A review of Irreconcilable Founders: Spencer Roane, John Marshall, and the Nature of America’s Constitutional Republic (LSU Press, 2021) by David Johnson
Of all the leading Jeffersonians of the early Republic—Jefferson, Madison, John Randolph of Roanoke, and John Taylor of Caroline—Spencer Roane is arguably the most obscure. This obscurity is lamentable because while Jefferson and Madison built and led their party, and Randolph defended it with colorful and memorable bromides on the floors of Congress, and Taylor preached it to the masses by publishing treatises, Roane served as the Jeffersonian’s judge. A member of the Virginia Court of Appeals from 1795 to his death in 1822, Roane’s ardent defense of state sovereignty and Jeffersonian republicanism rub against the traditional story of early nineteenth-century American constitutional and jurisprudential history. That story fêtes the “Great” and “Heroic” Chief Justice John Marshall as the progenitor of modern American constitutionalism, riding his quadriga of constitutional nationalism in triumph while vanquishing his foes into “a deep and dark historical twilight.” Roane’s defense of Jeffersonian principles, so the story continues, represented one of the last significant gasps of strict construction and state sovereignty before becoming the crude and moldy relic of Southern opposition.
David Johnson’s excellent Irreconcilable Founders: Spencer Roane, John Marshall, and the Nature of America’s Constitutional Republic, offers a corrective to that account. In the first book-length treatment of Roane ever published, Johnson, a judge of the circuit court of Chesterfield County, Virginia, recovers a deeply learned but temperamentally thinned-skinned jurist who shared the Jeffersonian belief in “swearing eternal hostility to all forms of tyranny and acted accordingly.” Johnson’s detailed account of Roane’s constitutional thought and political and judicial career offers a compelling case that the Virginia judge deserves to be placed at the center of Jeffersonian republicanism. In defending Jeffersonianism, Roane lacked the idiosyncrasies of Randolph, proved more politically able than Taylor, and was every bit the intellectual equal of Jefferson and Madison.
The Jeffersonian Jurist
The Roane that leaps from the pages of Johnson’s book was a devout Virginian republican who dedicated his political and judicial career to preserving the birthright of the Revolution: the sovereignty of the people of the several states and the republican liberty that came with self-government. Roane exhibited an acute sensitivity, even quick-temperedness, to potential threats to those principles and defended them from all challengers, whether friend or foe. As early as 1783, as a recently elected member of the Virginian House of Delegates, Roane vigorously supported disestablishment and the right of Virginians to religious conscience, directly challenging his future father-in-law (and hero), Patrick Henry. In 1788, Roane joined Henry in opposition to the Constitution, believing the document was insufficiently protected state sovereignty. Roane’s primary contribution to the ratification struggle came with his “Plain Dealer” essay, a scathing attack on Edmund Randolph’s switch from being a non-signer of the Constitution to an open advocate of ratification.

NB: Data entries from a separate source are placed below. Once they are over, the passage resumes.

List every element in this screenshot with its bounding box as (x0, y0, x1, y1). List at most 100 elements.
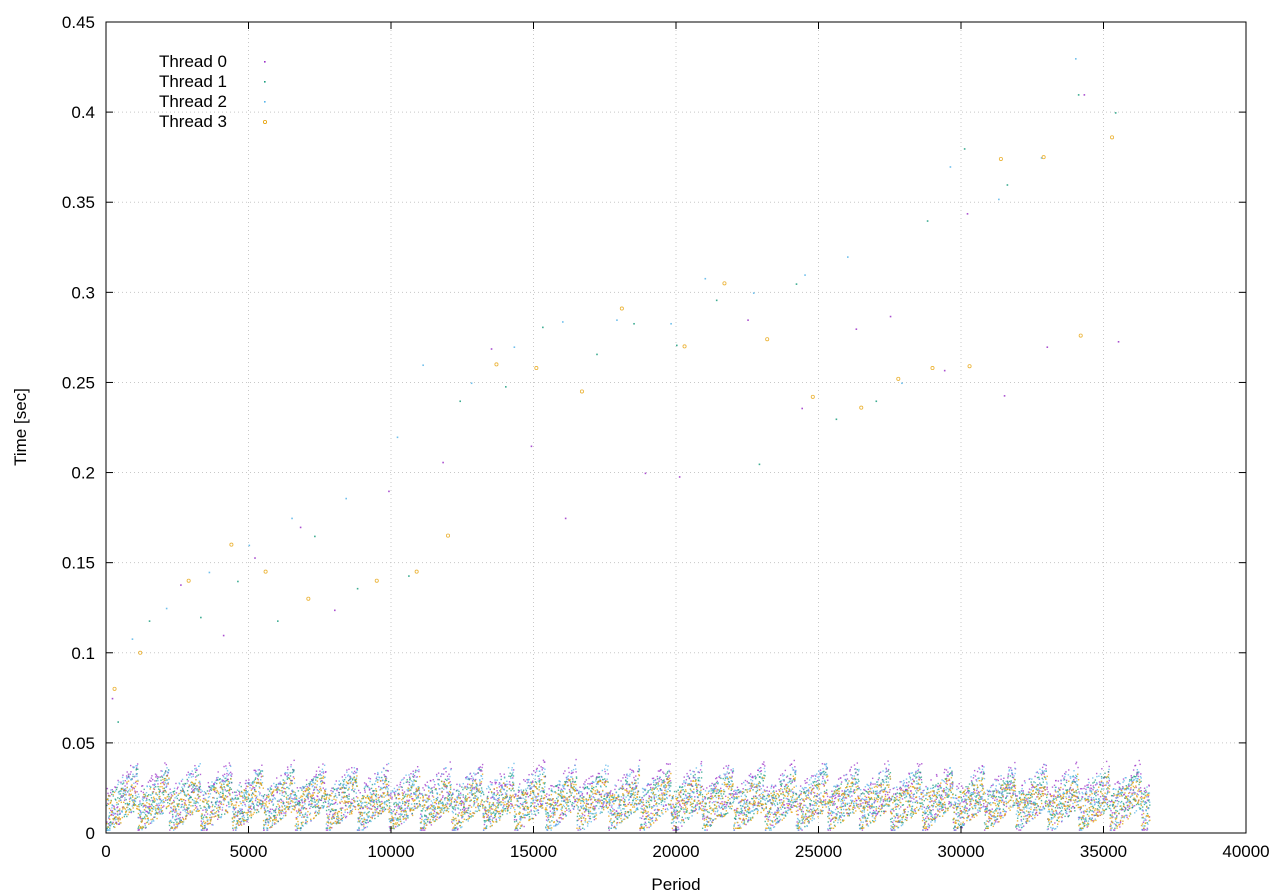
band-point (256, 801, 259, 803)
band-point (923, 799, 925, 802)
band-point (344, 804, 347, 807)
band-point (566, 792, 568, 794)
band-point (878, 777, 880, 779)
band-point (529, 788, 531, 790)
band-point (115, 788, 118, 791)
band-point (856, 762, 859, 764)
band-point (999, 796, 1001, 799)
band-point (346, 811, 349, 814)
band-point (1102, 784, 1104, 786)
band-point (574, 780, 577, 783)
band-point (1147, 796, 1150, 798)
band-point (139, 800, 141, 802)
band-point (802, 813, 804, 815)
band-point (156, 776, 159, 778)
band-point (932, 784, 934, 786)
band-point (302, 814, 304, 816)
band-point (462, 796, 465, 798)
band-point (147, 781, 150, 783)
band-point (723, 806, 726, 808)
band-point (240, 812, 242, 814)
band-point (876, 812, 879, 815)
band-point (374, 794, 377, 797)
band-point (807, 807, 809, 809)
band-point (944, 794, 947, 796)
band-point (224, 789, 226, 791)
band-point (396, 784, 398, 787)
band-point (827, 779, 829, 781)
band-point (476, 810, 478, 813)
band-point (322, 787, 325, 789)
band-point (789, 803, 791, 806)
band-point (872, 809, 875, 812)
band-point (519, 797, 522, 799)
band-point (179, 811, 182, 814)
band-point (468, 816, 471, 818)
band-point (314, 806, 317, 809)
band-point (164, 790, 167, 792)
band-point (937, 782, 939, 785)
band-point (780, 799, 783, 801)
band-point (949, 805, 951, 808)
band-point (733, 793, 735, 795)
band-point (269, 810, 271, 813)
band-point (328, 818, 330, 821)
band-point (258, 773, 260, 776)
band-point (115, 799, 117, 801)
band-point (804, 779, 806, 782)
band-point (794, 800, 797, 802)
band-point (475, 791, 478, 793)
band-point (181, 816, 184, 819)
band-point (124, 779, 126, 782)
band-point (935, 773, 938, 776)
band-point (720, 787, 722, 790)
band-point (1014, 761, 1016, 764)
band-point (691, 785, 693, 787)
band-point (1122, 786, 1124, 788)
band-point (431, 791, 433, 793)
band-point (332, 809, 335, 812)
band-point (1042, 805, 1044, 808)
band-point (465, 795, 467, 797)
band-point (779, 802, 781, 804)
band-point (617, 779, 620, 781)
band-point (789, 764, 791, 767)
band-point (204, 827, 206, 829)
band-point (532, 780, 534, 782)
band-point (126, 791, 129, 793)
band-point (753, 812, 755, 815)
band-point (443, 768, 445, 770)
band-point (636, 803, 638, 805)
band-point (462, 788, 464, 791)
band-point (465, 807, 467, 810)
band-point (238, 793, 241, 795)
band-point (126, 815, 128, 818)
band-point (187, 786, 190, 788)
band-point (777, 807, 780, 810)
band-point (1132, 769, 1135, 771)
band-point (481, 770, 483, 772)
band-point (795, 793, 798, 796)
band-point (1039, 782, 1041, 784)
band-point (983, 802, 985, 805)
band-point (608, 792, 611, 794)
band-point (296, 827, 299, 829)
band-point (335, 780, 337, 782)
band-point (817, 812, 820, 814)
band-point (790, 782, 792, 785)
band-point (388, 802, 391, 804)
band-point (937, 786, 939, 788)
band-point (607, 794, 610, 797)
data-bands (106, 758, 1151, 831)
band-point (767, 818, 770, 821)
band-point (548, 794, 550, 796)
band-point (168, 798, 170, 800)
band-point (861, 829, 864, 831)
band-point (568, 788, 571, 791)
band-point (299, 802, 301, 804)
band-point (782, 814, 784, 816)
band-point (151, 792, 154, 795)
band-point (625, 788, 628, 790)
band-point (154, 816, 156, 818)
band-point (981, 778, 983, 781)
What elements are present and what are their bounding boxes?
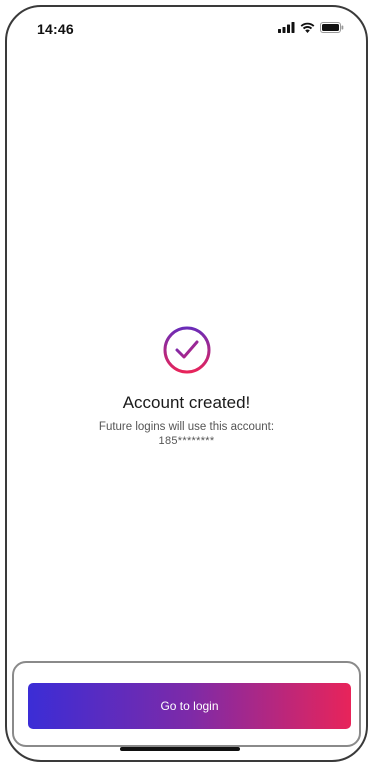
go-to-login-button[interactable]: Go to login	[28, 683, 351, 729]
status-time: 14:46	[37, 21, 74, 37]
success-title: Account created!	[122, 393, 251, 412]
signal-icon	[278, 22, 295, 33]
status-icons	[278, 22, 344, 33]
success-message: Account created! Future logins will use …	[7, 325, 366, 448]
success-subtitle: Future logins will use this account:	[98, 421, 275, 433]
bottom-action-panel: Go to login	[12, 661, 361, 747]
masked-account-number: 185********	[158, 435, 215, 447]
check-circle-icon	[162, 325, 212, 375]
status-bar: 14:46	[7, 7, 366, 51]
wifi-icon	[300, 22, 315, 33]
home-indicator[interactable]	[120, 747, 240, 751]
phone-frame: 14:46 Account created! Future logins wil…	[5, 5, 368, 762]
battery-icon	[320, 22, 344, 33]
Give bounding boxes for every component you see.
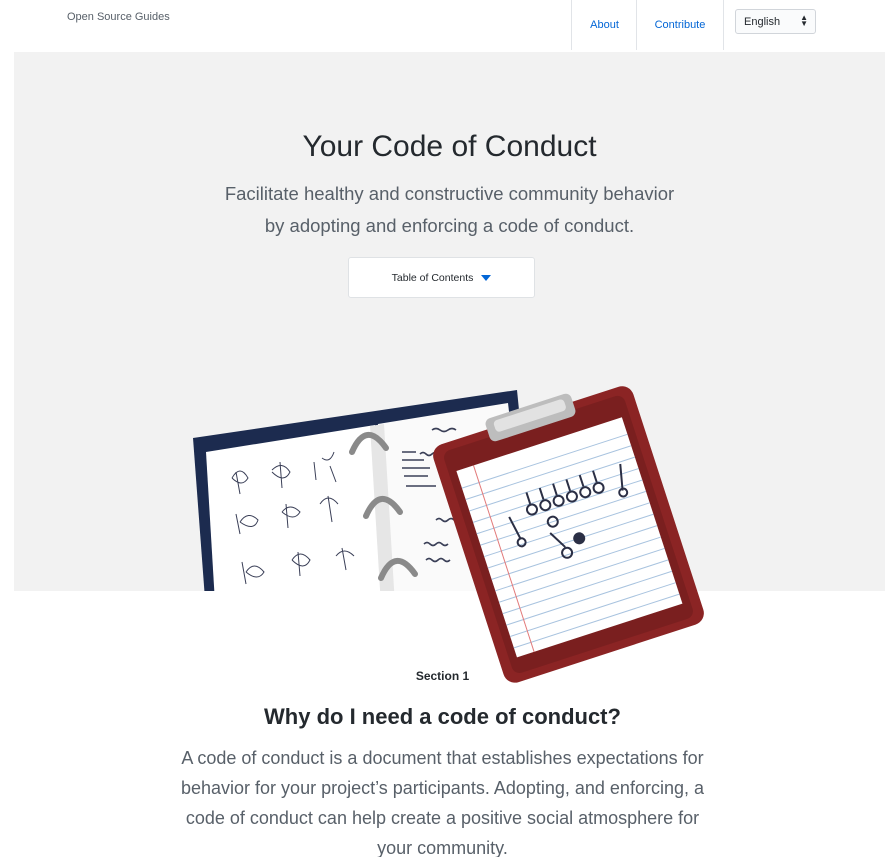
subtitle-line-1: Facilitate healthy and constructive comm… [224,183,675,204]
subtitle-line-2: by adopting and enforcing a code of cond… [264,215,635,236]
nav-about-link[interactable]: About [571,0,637,50]
toc-label: Table of Contents [391,271,474,284]
site-header: Open Source Guides About Contribute Engl… [0,0,885,52]
site-title-link[interactable]: Open Source Guides [67,11,170,23]
language-select[interactable]: English ▲ ▼ [735,9,816,34]
section-title: Why do I need a code of conduct? [264,704,621,729]
section-body: A code of conduct is a document that est… [181,748,704,857]
page-subtitle: Facilitate healthy and constructive comm… [14,178,885,242]
page-title: Your Code of Conduct [302,130,597,163]
nav-contribute-link[interactable]: Contribute [636,0,724,50]
page: Open Source Guides About Contribute Engl… [0,0,885,857]
table-of-contents-button[interactable]: Table of Contents [348,257,535,298]
caret-down-icon [481,274,492,281]
hero-section: Your Code of Conduct Facilitate healthy … [14,52,885,591]
section-label: Section 1 [415,669,470,683]
language-selected-value: English [744,15,781,28]
select-arrows-icon: ▲ ▼ [800,13,808,28]
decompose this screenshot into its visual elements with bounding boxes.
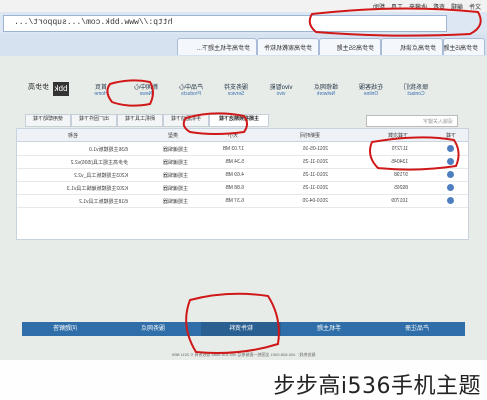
- annotation-circle-software: [185, 292, 280, 354]
- annotation-circle-address: [308, 7, 482, 37]
- red-annotations: [106, 7, 482, 354]
- annotation-circle-subtab: [182, 112, 248, 135]
- caption-text: 步步高i536手机主题: [273, 374, 481, 399]
- annotation-circle-row: [369, 136, 460, 171]
- annotation-circle-service: [106, 79, 154, 107]
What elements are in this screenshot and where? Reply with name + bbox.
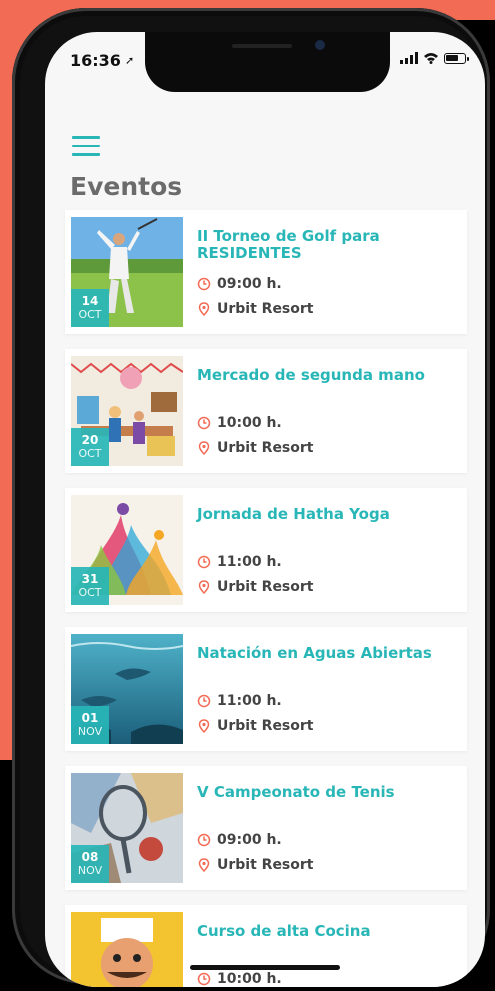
event-card[interactable]: 01 NOV Natación en Aguas Abiertas 11:00 … <box>65 627 467 751</box>
event-title: Jornada de Hatha Yoga <box>197 505 390 523</box>
date-badge: 08 NOV <box>71 845 109 883</box>
event-card[interactable]: 14 OCT II Torneo de Golf para RESIDENTES… <box>65 210 467 334</box>
event-image-yoga: 31 OCT <box>71 495 183 605</box>
clock-icon <box>197 555 211 569</box>
event-location: Urbit Resort <box>197 579 313 595</box>
date-badge: 14 OCT <box>71 289 109 327</box>
event-time: 11:00 h. <box>197 554 282 570</box>
event-location: Urbit Resort <box>197 718 313 734</box>
event-title: Natación en Aguas Abiertas <box>197 644 432 662</box>
event-location: Urbit Resort <box>197 301 313 317</box>
event-title: Mercado de segunda mano <box>197 366 425 384</box>
status-icons <box>400 52 469 64</box>
event-time: 10:00 h. <box>197 415 282 431</box>
event-location: Urbit Resort <box>197 857 313 873</box>
location-pin-icon <box>198 441 210 455</box>
location-pin-icon <box>198 580 210 594</box>
event-title: V Campeonato de Tenis <box>197 783 395 801</box>
event-time: 10:00 h. <box>197 971 282 987</box>
clock-icon <box>197 416 211 430</box>
event-time: 09:00 h. <box>197 276 282 292</box>
date-badge: 20 OCT <box>71 428 109 466</box>
date-badge: 01 NOV <box>71 706 109 744</box>
event-time: 11:00 h. <box>197 693 282 709</box>
event-time: 09:00 h. <box>197 832 282 848</box>
event-title: II Torneo de Golf para RESIDENTES <box>197 227 380 262</box>
home-indicator[interactable] <box>190 965 340 970</box>
event-image-golf: 14 OCT <box>71 217 183 327</box>
phone-frame: 16:36 ➚ Eventos 14 OCT II Torneo de Golf… <box>12 8 490 987</box>
clock-icon <box>197 972 211 986</box>
event-location: Urbit Resort <box>197 440 313 456</box>
hamburger-menu-icon[interactable] <box>72 136 100 158</box>
event-card[interactable]: Curso de alta Cocina 10:00 h. <box>65 905 467 987</box>
camera <box>315 40 325 50</box>
page-title: Eventos <box>70 172 183 201</box>
location-pin-icon <box>198 302 210 316</box>
clock-icon <box>197 277 211 291</box>
date-badge: 31 OCT <box>71 567 109 605</box>
event-image-cooking <box>71 912 183 987</box>
location-pin-icon <box>198 858 210 872</box>
notch <box>145 32 390 92</box>
clock-icon <box>197 694 211 708</box>
battery-icon <box>444 52 469 64</box>
event-card[interactable]: 08 NOV V Campeonato de Tenis 09:00 h. Ur… <box>65 766 467 890</box>
location-arrow-icon: ➚ <box>125 54 135 67</box>
event-card[interactable]: 20 OCT Mercado de segunda mano 10:00 h. … <box>65 349 467 473</box>
event-image-swimming: 01 NOV <box>71 634 183 744</box>
wifi-icon <box>424 53 438 64</box>
event-image-market: 20 OCT <box>71 356 183 466</box>
status-time: 16:36 <box>70 51 121 70</box>
speaker <box>232 44 292 48</box>
event-title: Curso de alta Cocina <box>197 922 371 940</box>
clock-icon <box>197 833 211 847</box>
app-screen: 16:36 ➚ Eventos 14 OCT II Torneo de Golf… <box>45 32 485 987</box>
event-image-tennis: 08 NOV <box>71 773 183 883</box>
location-pin-icon <box>198 719 210 733</box>
signal-icon <box>400 52 418 64</box>
event-card[interactable]: 31 OCT Jornada de Hatha Yoga 11:00 h. Ur… <box>65 488 467 612</box>
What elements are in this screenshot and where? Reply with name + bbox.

Starting in 1789, Roane spent the rest of his career as a judge on various Virginian courts. In 1795, he joined the Virginia Court of Appeals, the highest court in the Commonwealth. Trained in the law by the famous lawyer and legal educator George Wythe, Roane never considered the judiciary a quasi-legislature or an instrument for social change. For Roane, the letter of the law “always tempered” the spirit of the law. At the same time, Roane emerged as an ardent advocate of judicial independence. In the 1793 case of Kemper v. Hawkins, in which the Virginia legislature combined several of the Commonwealth’s courts into one, Judge Roane invoked judicial review to declare the act a violation of the Commonwealth’s constitutional protection of the separation of powers.